The Great Urban Farming Movement

I don’t know about where you live, but the urban farming movement is alive and well in Spokane. My neighbors have a herd of rampant chickens in their backyard. When we first moved to this house it was like, “Oh cool. Look! Chickens!” and has kinda turned more into, “Oh look. There’s a chicken in (insert road, our yard, someone elses yard, on someone’s car, etc)” with a lot less enthusiasm.

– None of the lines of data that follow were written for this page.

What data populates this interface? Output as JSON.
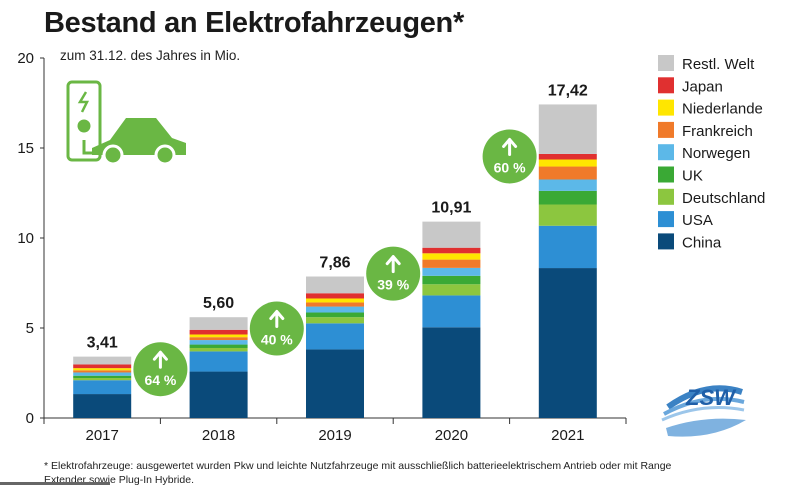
{
  "title": "Bestand an Elektrofahrzeugen*",
  "subtitle": "zum 31.12. des Jahres in Mio.",
  "footnote": "* Elektrofahrzeuge: ausgewertet wurden Pkw und leichte Nutzfahrzeuge mit ausschließlich batterieelektrischem Antrieb oder mit Range Extender sowie Plug-In Hybride.",
  "logo_text": "ZSW",
  "chart_data": {
    "type": "bar",
    "stacked": true,
    "unit": "Mio.",
    "categories": [
      "2017",
      "2018",
      "2019",
      "2020",
      "2021"
    ],
    "totals": [
      3.41,
      5.6,
      7.86,
      10.91,
      17.42
    ],
    "total_labels": [
      "3,41",
      "5,60",
      "7,86",
      "10,91",
      "17,42"
    ],
    "growth": [
      {
        "between": [
          "2017",
          "2018"
        ],
        "label": "64 %"
      },
      {
        "between": [
          "2018",
          "2019"
        ],
        "label": "40 %"
      },
      {
        "between": [
          "2019",
          "2020"
        ],
        "label": "39 %"
      },
      {
        "between": [
          "2020",
          "2021"
        ],
        "label": "60 %"
      }
    ],
    "ylim": [
      0,
      20
    ],
    "yticks": [
      0,
      5,
      10,
      15,
      20
    ],
    "grid": false,
    "legend_position": "right",
    "series": [
      {
        "name": "China",
        "color": "#0a4a7a",
        "values": [
          1.33,
          2.58,
          3.81,
          5.04,
          8.33
        ]
      },
      {
        "name": "USA",
        "color": "#2d8fd4",
        "values": [
          0.77,
          1.12,
          1.45,
          1.77,
          2.35
        ]
      },
      {
        "name": "Deutschland",
        "color": "#8cc63f",
        "values": [
          0.12,
          0.19,
          0.34,
          0.62,
          1.18
        ]
      },
      {
        "name": "UK",
        "color": "#3aa935",
        "values": [
          0.13,
          0.19,
          0.26,
          0.47,
          0.76
        ]
      },
      {
        "name": "Norwegen",
        "color": "#5cb8e8",
        "values": [
          0.18,
          0.25,
          0.33,
          0.44,
          0.63
        ]
      },
      {
        "name": "Frankreich",
        "color": "#f07a2a",
        "values": [
          0.12,
          0.16,
          0.23,
          0.46,
          0.72
        ]
      },
      {
        "name": "Niederlande",
        "color": "#ffe600",
        "values": [
          0.12,
          0.15,
          0.22,
          0.35,
          0.39
        ]
      },
      {
        "name": "Japan",
        "color": "#e03030",
        "values": [
          0.21,
          0.26,
          0.29,
          0.31,
          0.31
        ]
      },
      {
        "name": "Restl. Welt",
        "color": "#c8c8c8",
        "values": [
          0.43,
          0.7,
          0.93,
          1.45,
          2.75
        ]
      }
    ],
    "colors": {
      "accent_green": "#6ab744",
      "text": "#1a1a1a"
    }
  }
}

Though I don’t, and likely never will have chickens of my own, I’ve learned a few things here and been forced to think about things a little differently from the whole experience. Such as:
 Why did the Chicken Cross the Road? Because it damn well wanted to…and then it didn’t…and then it did…so it just stood there…
 
We’ve been watching the evolution of our neighbors’ chicken confinement project for about five years now. We’ve seen fences and chicken houses. And fences around chicken houses. (I know it’s called a coup, but chicken house is funnier) Yet still, when the weather is nice and the feeling is just right, they fly the chicken house…ok, coup works better here, they fly the chicken coup and take off for who knows where. They don’t. So they stand in the road until they are retrieved.
Chickens don’t lay eggs forever
I guess I’d never really thought about it. They live well passed the timeframe in their lives where they lay them. Most people apparently don’t think about this and wind up with unproductive chickens…which are really just pets at that point.
Tell you what though, I’d totally have a pet chicken if it danced like that.
I don’t have the gumption for egg collecting
While many love the idea of going out every day to collect their fresh eggs, I find myself a bit uneasy about it. The idea of walking up to a chicken like, “Yo. I’m gonna just reach under here and take your unborn child and have it for breakfast with some toast…”
Nope. Can’t do it. I just can’t.
Anyone have any experience with this? I’d love to hear your stories!